I shoulda known Lilith would come along all pretty-like and ruin my fun.
“Evenin’ yourself, Lily,” I said. “Pull up some beach and stay awhile.”
She hates it when I call her Lily. It’s kinda why I call her Lily. But this time, instead of correcting me, she just plopped down on the beach beside me. We sat awhile in silence, our eyes trained on the horizon, watching as the sun was slowly extinguished by the sea. As darkness descended, she plucked the rum bottle from its resting place between my knees, and took a long, slow pull. Then she offered it to me. I drank as well. Her lips tasted of peaches.
“Lily, are you all right?”
She took so long in responding, I began to wonder if she would. “The Truce is broken,” she finally said. “The peace has failed. The heavens are at war.”
I digested her words a moment, took another swig of rum. “Funny — you don’t sound too happy about that. There was a time you looked to spark that selfsame war.”
She looked at me. Her eyes were pained. “There was, indeed. For centuries, it’s all I thought about. And if given the chance, I’ll regret that fact for centuries to come. It was a foolish act of rebellion against an absent father whose crass withholding I should have long ago accepted. It’s mortifying, really, the lengths to which I was willing to go for just a moment of His attentions — even if those attentions were in the service of punishing me. Now, I realize the cost is simply too high — and the payoff far too meager.”
I was taken aback by her words, so blunt and so unguarded.
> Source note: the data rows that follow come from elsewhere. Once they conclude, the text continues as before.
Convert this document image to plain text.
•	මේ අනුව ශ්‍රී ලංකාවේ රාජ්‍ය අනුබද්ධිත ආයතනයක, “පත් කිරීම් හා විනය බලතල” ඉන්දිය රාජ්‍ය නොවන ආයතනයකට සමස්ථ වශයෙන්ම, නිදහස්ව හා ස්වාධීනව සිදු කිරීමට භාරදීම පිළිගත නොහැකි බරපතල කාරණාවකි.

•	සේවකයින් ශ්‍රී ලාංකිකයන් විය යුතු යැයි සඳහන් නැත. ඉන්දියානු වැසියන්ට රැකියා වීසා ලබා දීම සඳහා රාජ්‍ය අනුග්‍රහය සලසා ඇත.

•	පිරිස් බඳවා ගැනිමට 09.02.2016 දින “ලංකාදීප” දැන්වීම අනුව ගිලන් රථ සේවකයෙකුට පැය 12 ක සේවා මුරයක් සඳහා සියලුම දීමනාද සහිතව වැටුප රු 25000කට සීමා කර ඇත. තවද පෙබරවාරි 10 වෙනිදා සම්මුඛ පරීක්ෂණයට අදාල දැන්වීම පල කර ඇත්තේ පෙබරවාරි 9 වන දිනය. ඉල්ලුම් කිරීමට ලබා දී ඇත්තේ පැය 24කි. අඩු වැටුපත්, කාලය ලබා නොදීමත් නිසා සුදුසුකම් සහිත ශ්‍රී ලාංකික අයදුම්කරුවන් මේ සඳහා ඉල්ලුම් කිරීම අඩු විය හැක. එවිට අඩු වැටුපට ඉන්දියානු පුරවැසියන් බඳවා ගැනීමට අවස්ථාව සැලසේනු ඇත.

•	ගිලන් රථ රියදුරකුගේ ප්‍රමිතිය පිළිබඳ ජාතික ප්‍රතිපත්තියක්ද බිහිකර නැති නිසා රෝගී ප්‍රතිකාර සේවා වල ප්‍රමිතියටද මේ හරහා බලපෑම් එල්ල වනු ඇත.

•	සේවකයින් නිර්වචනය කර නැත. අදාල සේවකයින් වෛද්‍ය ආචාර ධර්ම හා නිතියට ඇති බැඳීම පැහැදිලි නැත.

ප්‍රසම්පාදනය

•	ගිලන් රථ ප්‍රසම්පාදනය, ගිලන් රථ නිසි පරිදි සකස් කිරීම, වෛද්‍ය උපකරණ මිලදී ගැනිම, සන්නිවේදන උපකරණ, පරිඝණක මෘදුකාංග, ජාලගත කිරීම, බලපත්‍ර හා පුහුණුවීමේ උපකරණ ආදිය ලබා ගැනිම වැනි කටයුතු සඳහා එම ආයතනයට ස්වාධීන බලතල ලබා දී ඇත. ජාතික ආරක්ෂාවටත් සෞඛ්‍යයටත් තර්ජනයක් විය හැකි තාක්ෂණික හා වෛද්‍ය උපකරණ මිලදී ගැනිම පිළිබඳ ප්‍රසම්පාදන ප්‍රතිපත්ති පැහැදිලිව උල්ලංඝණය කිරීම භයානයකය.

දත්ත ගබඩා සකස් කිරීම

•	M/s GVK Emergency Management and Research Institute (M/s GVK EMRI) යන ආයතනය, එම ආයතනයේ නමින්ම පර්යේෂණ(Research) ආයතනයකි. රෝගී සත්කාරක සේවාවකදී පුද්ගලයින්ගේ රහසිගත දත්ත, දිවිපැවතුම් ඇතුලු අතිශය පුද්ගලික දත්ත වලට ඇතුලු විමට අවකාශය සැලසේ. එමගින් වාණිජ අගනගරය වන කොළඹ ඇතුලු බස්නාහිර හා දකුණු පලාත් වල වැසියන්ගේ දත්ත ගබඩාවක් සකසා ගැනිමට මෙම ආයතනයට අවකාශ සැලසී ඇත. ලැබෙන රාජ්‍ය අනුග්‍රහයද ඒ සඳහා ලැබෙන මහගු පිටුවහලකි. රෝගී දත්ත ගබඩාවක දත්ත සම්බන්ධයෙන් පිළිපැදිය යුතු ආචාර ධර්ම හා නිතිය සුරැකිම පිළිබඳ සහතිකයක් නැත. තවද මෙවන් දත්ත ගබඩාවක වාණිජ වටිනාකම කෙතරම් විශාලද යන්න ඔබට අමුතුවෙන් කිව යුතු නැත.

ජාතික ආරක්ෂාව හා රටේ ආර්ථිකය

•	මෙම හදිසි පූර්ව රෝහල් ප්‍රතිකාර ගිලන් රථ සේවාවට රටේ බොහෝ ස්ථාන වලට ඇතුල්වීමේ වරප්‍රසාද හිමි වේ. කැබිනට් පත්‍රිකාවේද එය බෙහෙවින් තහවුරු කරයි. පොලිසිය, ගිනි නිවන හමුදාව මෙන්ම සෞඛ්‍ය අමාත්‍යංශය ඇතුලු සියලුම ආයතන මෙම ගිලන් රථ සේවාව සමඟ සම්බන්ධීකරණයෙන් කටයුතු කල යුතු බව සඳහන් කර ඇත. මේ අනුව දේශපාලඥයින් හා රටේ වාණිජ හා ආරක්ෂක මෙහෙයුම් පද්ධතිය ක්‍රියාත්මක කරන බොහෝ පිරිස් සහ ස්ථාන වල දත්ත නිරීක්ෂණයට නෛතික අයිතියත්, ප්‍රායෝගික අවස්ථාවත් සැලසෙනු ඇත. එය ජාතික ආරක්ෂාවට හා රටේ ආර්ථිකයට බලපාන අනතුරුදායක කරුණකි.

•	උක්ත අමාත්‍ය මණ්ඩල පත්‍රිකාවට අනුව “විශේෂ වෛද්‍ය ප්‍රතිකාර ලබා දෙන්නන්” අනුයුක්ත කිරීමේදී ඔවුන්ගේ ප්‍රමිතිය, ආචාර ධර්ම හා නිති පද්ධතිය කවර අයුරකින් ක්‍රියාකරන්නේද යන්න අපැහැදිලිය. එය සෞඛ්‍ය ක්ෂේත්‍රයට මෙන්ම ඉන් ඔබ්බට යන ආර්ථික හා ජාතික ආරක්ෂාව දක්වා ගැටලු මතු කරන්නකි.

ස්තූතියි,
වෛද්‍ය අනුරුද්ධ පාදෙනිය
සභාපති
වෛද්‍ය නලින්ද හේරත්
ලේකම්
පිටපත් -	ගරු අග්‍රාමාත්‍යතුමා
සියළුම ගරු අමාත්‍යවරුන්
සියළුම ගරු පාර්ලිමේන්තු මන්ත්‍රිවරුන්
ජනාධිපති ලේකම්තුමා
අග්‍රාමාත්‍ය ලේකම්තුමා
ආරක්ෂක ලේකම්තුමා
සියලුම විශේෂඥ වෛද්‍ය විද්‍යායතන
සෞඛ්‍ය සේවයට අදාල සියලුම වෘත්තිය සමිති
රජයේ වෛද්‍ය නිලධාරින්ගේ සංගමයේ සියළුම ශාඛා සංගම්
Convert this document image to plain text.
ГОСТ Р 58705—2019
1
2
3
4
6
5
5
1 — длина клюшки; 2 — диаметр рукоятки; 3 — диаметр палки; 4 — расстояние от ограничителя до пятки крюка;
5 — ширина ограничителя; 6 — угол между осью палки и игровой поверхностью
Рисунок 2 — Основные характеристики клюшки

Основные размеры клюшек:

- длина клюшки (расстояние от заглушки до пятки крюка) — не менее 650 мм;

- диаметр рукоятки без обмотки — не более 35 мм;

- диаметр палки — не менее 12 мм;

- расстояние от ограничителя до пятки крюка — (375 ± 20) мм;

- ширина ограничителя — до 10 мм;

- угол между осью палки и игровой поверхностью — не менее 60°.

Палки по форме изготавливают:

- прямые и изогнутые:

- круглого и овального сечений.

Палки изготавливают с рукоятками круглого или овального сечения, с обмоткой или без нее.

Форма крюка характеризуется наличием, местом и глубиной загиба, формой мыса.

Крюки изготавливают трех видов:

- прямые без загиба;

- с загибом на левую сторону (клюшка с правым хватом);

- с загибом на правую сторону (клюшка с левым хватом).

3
Not once since New York, when she conspired to jump-start the End Times by framing an innocent girl for a vicious crime and attempting to condemn her soul to hell, had she ever admitted what she’d done. Not once had she expressed remorse. I was beginning to think she was incapable.
And yet…
If there’s one thing I should have learned in all my years with Lilith, it’s that she has a limitless capacity to surprise.